A coalition of Latino advocacy groups on Wednesday released the results of their own survey, showing that Latino parents have serious concerns about their children spending too much time away from school or not learning enough from online schooling. More than 80% of the 480 parents who were queried in June said they were very concerned about their children falling behind, with math being the subject of greatest concern.

Many of the families said the lack of internet access was a problem in the spring after schools were forced to close and districts shifted to remote learning.

Native American parents and other advocacy groups have voiced similar concerns.

State officials indicated that federal coronavirus relief funding could help with infrastructure needs and that more money could be freed up for broadband access. However, the governor acknowledge that education will be expensive in a COVID-19 environment and that those improvements won’t come overnight.

Under the Albuquerque school district agreement, teachers and staff will have the option of working from home when guidelines outlined by the state are met.

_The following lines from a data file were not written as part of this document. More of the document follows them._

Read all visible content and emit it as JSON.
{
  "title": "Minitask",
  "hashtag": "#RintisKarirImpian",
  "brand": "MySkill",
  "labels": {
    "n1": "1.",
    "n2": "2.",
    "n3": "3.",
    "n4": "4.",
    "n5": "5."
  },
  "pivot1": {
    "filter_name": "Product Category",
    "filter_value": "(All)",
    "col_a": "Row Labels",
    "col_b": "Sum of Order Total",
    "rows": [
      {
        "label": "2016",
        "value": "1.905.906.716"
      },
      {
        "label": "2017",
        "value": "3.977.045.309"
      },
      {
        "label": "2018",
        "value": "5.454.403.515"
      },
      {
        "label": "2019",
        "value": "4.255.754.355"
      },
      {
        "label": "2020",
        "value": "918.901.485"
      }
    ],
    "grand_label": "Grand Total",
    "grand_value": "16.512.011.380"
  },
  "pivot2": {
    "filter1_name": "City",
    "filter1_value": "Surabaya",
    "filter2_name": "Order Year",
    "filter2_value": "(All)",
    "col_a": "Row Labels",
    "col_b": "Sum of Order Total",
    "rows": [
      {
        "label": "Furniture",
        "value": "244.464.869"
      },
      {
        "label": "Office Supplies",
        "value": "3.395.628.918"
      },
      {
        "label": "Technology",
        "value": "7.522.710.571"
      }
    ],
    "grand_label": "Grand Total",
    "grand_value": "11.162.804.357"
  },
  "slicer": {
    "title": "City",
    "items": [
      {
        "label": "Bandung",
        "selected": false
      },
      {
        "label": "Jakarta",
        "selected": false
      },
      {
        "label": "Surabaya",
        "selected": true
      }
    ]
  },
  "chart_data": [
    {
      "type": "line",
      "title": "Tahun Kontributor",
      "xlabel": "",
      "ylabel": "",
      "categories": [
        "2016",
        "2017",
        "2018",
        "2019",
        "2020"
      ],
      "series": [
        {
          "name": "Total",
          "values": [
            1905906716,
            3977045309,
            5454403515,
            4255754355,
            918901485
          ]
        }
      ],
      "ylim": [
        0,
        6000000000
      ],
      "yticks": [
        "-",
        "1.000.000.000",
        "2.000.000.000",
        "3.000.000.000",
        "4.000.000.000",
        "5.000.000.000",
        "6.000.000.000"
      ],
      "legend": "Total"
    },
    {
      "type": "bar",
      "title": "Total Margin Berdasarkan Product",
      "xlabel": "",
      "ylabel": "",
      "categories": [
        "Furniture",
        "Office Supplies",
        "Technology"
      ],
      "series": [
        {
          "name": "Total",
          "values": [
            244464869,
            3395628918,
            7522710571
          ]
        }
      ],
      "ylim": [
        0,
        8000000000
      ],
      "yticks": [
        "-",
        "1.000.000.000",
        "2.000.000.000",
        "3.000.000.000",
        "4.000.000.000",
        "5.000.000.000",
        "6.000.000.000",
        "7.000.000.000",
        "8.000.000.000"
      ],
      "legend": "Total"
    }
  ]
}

District officials say training, planning, meetings and teaching will all take place online during the first few weeks of school, though teachers may choose to work in their classrooms and meet in small groups as long as they abide by statewide public health orders. That includes wearing masks.

The school district will provide employees with masks, extra cleaning supplies for their classrooms, hand sanitizer and other protective equipment.